Processing

Weekly kill: Grids continue to rise sharply after rain

Jon Condon, 30/10/2018

THE recent upwards trajectory in slaughter cattle grid prices following earlier rain has continued this week, with most northern offers lifting another 20c/kg since Friday.

Best offers seen this morning for Southeast Queensland kills include 555c for four-tooth grassfed ox, and 480c/kg for the best of the heavy cows. Reflecting the more acute impact of rain further north, Central Queensland plants are this week offering the same money, when normally they are 10c/kg behind the southern parts of the state.

Offers are generally up another 20-25c/kg since this report last week, representing a hefty 35c/kg rise since mid-October when the latest rain event started, and 50-55c/kg (worth $180 on a 330kg steer carcase) better than the low-point in the market cycle around early July.

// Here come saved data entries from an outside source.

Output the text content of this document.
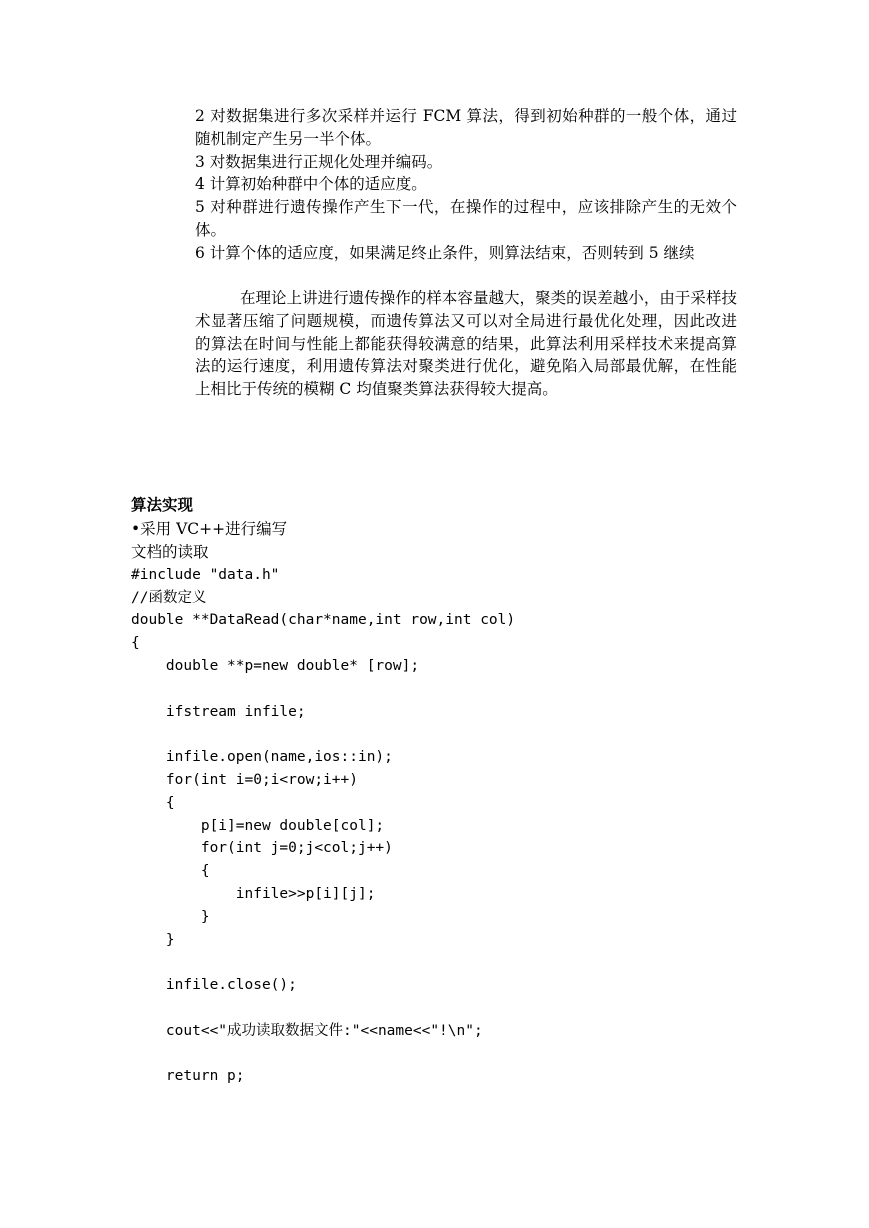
2 对数据集进行多次采样并运行 FCM 算法，得到初始种群的一般个体，通过随机制定产生另一半个体。

3 对数据集进行正规化处理并编码。

4 计算初始种群中个体的适应度。

5 对种群进行遗传操作产生下一代，在操作的过程中，应该排除产生的无效个体。

6 计算个体的适应度，如果满足终止条件，则算法结束，否则转到 5 继续

在理论上讲进行遗传操作的样本容量越大，聚类的误差越小，由于采样技术显著压缩了问题规模，而遗传算法又可以对全局进行最优化处理，因此改进的算法在时间与性能上都能获得较满意的结果，此算法利用采样技术来提高算法的运行速度，利用遗传算法对聚类进行优化，避免陷入局部最优解，在性能上相比于传统的模糊 C 均值聚类算法获得较大提高。

算法实现

•采用 VC++进行编写
文档的读取
#include "data.h"
//函数定义
double **DataRead(char*name,int row,int col)
{
double **p=new double* [row];
ifstream infile;
infile.open(name,ios::in);
for(int i=0;i<row;i++)
{
p[i]=new double[col];
for(int j=0;j<col;j++)
{
infile>>p[i][j];
}
}
infile.close();
cout<<"成功读取数据文件:"<<name<<"!\n";
return p;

A large northern NSW export processor has offers this week for four-tooth heavy steer of 480c, and 460c/kg on heavy full-mouth cows. In NSW last week, grids reported by NLRS rose 5c on average for heavy steers to around 515c, and 10c on slaughter cows to 430c. Heavy cow grids in Victoria also rose 10c to around 390c, while most steer prices were unchanged.

Processing operations are being further disrupted by recent rain this week, with most Central Queensland plants anticipating only three working days, and sites in the southeast of the state struggling to raise numbers, and likely to work only four days at best.

That’s despite some new supply inquiry since grid prices advanced late last week.

The BOM eight-day forecast anticipates further rain of 25-50mm across parts of Central Queensland and in Victoria in coming days, which could further disrupt proceedings.

Several processors this morning said recent rain across parts of Queensland and into northern NSW would now deliver a supply of finished cattle early in the new year, but November and December supply was likely to remain tough. The exception might be a few late turnoff cattle from producers in western areas of Queensland and NSW that have missed the recent rain, wanting to lighten numbers before summer sets in. Some processors are already taking December slaughter bookings in anticipation of the annual Christmas/New Year shutdown.

Tuesday and Wednesday December 18-19 are looming as popular last kill/last boning shift dates for 2018 for many plants in Queensland. Due to the kill/chill/bone sequence required in most processing plants, boning shifts normally finish one day after the last kill shift.

As illustrated in yesterday’s carcase weights graph, published below, included in this story on MLA’s latest quarterly Industry Projections update, there’s been a distinct decline in average carcase weights as the 2018 slaughter season has worn on.

The impact of the recent rain also continues to be seen in the store market, with big yardings registered this week in centres like Roma (9500 today) and Wagga (6500 head yesterday). Many of those cattle are from dry western areas, looking for support from producers further east who have enjoyed the best of the recent falls. Young cattle have now lifted 20-30c/kg liveweight since mid-October. New found store buyer confidence could subside quickly unless there is some widespread follow-up rain, however.

Kills numbers ease

Last week’s eastern states beef kill report prepared by NLRS reflected the rain impact, declining 4pc to 135,025 head.

Queensland was the worst affected, with numbers falling 7pc to 68,243 head, while NSW dropped 2pc to 32,063 head.

Victoria’s kill eased 1pc to 25,324 head, while South Australia lifted 6pc to 4600 and Tasmania jumped 10pc to 4786 head.